Elly travaille à la télé. Elle élève seule son frère, Jimmy, et sort avec le très convoité Jack. Leur chien est gentil. Mais bon, un loup garou s’en mèle, et le chien devient méchant. Et eux peut-être aussi...

Coupons court aux rumeurs : Craven et Williamson ne se livrent pas ici au jeu de massacre réjouissant de Scream ; on est loin du scénario brillant qui avait permis, à travers un second degré constant et une tension continue, de livrer un des meilleurs films des années 90. Précisons également que pour des raisons de divergence artistique entre producteurs (les frères Weinstein), réalisateur, scénariste et acteurs, le film a dû retourner se faire filmer et monter une deuxième fois, certains personnage disparaissant complètement de l’histoire.

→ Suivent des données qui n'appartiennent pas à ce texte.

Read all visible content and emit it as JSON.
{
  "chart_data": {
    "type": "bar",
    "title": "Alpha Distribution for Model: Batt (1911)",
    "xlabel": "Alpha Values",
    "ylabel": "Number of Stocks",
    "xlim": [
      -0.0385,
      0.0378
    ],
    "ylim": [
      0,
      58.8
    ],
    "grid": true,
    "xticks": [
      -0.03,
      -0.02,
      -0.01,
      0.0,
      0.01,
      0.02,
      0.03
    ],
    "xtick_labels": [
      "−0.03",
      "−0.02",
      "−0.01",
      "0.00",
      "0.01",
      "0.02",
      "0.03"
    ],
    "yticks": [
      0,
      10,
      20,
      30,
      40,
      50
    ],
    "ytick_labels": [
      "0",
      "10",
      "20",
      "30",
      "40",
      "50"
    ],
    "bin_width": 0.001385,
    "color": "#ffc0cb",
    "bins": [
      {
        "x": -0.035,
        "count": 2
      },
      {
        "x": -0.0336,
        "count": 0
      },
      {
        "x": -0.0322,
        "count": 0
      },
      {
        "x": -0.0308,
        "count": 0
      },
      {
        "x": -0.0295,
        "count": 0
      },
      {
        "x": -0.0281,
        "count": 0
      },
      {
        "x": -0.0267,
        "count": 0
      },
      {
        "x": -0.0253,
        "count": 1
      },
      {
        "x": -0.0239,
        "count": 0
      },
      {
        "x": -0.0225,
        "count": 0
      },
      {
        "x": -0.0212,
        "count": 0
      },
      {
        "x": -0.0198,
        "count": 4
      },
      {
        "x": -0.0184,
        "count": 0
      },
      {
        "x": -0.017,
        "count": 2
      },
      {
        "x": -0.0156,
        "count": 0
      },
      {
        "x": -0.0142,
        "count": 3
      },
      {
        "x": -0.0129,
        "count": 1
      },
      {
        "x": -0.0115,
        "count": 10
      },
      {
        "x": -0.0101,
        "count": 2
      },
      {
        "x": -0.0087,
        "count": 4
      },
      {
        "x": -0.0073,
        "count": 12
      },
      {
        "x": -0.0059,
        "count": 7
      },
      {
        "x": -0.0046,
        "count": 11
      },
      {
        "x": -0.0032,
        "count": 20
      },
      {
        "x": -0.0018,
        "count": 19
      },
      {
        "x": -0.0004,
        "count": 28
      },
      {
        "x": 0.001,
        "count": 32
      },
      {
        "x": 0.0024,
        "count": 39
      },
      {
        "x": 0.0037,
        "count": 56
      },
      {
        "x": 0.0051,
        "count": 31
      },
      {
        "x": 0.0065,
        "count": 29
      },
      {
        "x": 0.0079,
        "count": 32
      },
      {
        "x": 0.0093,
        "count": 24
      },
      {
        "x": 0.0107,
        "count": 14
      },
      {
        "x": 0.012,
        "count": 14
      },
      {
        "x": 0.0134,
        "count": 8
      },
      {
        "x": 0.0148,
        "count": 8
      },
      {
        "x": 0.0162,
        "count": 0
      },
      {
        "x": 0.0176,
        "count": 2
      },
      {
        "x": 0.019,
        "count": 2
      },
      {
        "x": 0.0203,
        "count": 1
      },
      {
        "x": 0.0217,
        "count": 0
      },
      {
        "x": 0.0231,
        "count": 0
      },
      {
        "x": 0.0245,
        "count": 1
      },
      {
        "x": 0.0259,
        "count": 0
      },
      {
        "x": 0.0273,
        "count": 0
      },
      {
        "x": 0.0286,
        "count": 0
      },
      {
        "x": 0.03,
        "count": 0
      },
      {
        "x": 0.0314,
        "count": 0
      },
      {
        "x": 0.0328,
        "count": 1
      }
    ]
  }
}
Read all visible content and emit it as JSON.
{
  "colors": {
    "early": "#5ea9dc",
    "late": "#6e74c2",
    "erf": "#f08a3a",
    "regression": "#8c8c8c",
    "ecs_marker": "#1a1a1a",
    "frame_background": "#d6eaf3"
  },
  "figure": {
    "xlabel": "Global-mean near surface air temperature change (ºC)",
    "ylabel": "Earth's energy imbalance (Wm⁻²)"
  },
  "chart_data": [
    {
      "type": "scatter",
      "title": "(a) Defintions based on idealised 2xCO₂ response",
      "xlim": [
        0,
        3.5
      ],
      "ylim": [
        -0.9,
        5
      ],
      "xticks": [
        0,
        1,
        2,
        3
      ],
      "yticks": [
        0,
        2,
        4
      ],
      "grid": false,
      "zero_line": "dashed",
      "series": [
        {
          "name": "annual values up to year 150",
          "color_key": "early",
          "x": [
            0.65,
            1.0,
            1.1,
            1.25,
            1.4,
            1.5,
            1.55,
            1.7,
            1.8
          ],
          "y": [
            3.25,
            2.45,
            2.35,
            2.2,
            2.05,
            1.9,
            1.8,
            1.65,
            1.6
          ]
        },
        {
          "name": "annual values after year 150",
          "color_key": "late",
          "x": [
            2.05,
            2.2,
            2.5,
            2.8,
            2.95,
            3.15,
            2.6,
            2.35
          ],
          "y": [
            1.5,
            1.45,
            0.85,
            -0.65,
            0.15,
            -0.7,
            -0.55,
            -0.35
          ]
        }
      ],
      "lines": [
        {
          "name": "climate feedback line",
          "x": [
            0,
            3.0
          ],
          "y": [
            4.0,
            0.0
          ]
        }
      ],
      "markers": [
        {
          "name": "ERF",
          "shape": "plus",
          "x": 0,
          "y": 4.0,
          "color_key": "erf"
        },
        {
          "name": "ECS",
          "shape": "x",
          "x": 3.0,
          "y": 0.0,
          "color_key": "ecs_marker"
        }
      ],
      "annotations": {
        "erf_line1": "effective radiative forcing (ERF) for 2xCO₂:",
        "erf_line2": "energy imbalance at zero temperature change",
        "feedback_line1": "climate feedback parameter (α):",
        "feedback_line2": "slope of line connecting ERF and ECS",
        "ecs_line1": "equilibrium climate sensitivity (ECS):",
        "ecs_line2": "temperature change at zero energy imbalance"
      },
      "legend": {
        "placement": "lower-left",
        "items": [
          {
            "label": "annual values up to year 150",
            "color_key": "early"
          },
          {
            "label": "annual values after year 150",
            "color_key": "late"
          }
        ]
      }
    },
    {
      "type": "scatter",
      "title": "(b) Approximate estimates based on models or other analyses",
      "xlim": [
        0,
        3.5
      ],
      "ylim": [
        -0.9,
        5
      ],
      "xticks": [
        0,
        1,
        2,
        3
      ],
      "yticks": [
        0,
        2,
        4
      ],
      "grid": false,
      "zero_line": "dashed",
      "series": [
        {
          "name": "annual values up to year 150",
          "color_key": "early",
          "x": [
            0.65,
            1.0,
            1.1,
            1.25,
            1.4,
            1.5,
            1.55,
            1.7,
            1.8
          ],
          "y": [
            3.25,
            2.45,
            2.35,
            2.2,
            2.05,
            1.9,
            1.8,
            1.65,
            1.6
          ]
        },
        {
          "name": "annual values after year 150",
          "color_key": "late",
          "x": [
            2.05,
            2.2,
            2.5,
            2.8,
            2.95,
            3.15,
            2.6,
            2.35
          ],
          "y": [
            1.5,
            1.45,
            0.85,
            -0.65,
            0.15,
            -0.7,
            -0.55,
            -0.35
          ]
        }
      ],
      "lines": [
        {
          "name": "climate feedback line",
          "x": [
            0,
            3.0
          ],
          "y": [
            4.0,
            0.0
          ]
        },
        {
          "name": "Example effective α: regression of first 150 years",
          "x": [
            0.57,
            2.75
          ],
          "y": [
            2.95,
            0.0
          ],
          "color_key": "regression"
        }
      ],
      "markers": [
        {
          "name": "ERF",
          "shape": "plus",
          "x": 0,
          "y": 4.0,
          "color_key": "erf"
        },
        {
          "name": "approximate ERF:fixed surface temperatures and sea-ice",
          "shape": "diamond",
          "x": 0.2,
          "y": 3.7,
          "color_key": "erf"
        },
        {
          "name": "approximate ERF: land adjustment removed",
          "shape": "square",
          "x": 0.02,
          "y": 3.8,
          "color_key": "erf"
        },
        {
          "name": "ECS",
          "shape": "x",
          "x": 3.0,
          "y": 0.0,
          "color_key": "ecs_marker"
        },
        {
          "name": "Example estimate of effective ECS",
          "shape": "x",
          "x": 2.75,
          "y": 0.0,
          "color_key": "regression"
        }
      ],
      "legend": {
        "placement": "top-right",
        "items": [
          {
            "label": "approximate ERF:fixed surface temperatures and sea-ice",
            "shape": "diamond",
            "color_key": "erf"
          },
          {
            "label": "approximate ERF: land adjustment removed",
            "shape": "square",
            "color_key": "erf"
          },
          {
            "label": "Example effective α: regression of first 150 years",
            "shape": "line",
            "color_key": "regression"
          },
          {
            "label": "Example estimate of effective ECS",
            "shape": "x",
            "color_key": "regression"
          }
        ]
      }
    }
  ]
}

Cette dernière duplicité s’en ressent. Le film se retrouve pris constamment entre pop-corn movie et volonté introspective proche des meilleurs Craven (La colline a des yeux, Shocker, Les griffes de la nuit...). Le problème, c’est que l’équilibre est largement en faveur du film popcorn, et que les nombreux arguments à peu près intéressants dont Craven aurait en son temps su tirer profit (thème de la famille, culte de la plastique et de la force, sexualité latente, métaphore du Sida, de la transformation adolescente...) sont noyés dans un scénario malheureusement indigeste, et une réalisation très sitcom (tiens, d’ailleurs, là, c’est pas le collège de Buffy dans les deux premières saisons ?)

Quant aux attaques du loup-garou (au faible nombre de trois), elles son ratées : animatiques cheap, et images de synthèse manquant tellement de relief qu’on en vient à regretter Shreck.

Reste une Christina Ricci comme d’habitude excellente (il faut la voir humer l’air à la recherche dune odeur agréable) et une très bonne (mais c’est bien peu) scène de terreur dans un parking.

On ressort de ce film déçu par l’attente suscitée à la fois par un film de Craven et par ce projet. Et on se prend à rêver de ce qu’aurait été ce film s’il avait été écrit seul par Craven, et réalisé il y a 20 ans, quand le peu de moyen le forçait à une imagination bienvenue qui manque malheureusement à Cursed. Un film aussi plat qu’il était attendu.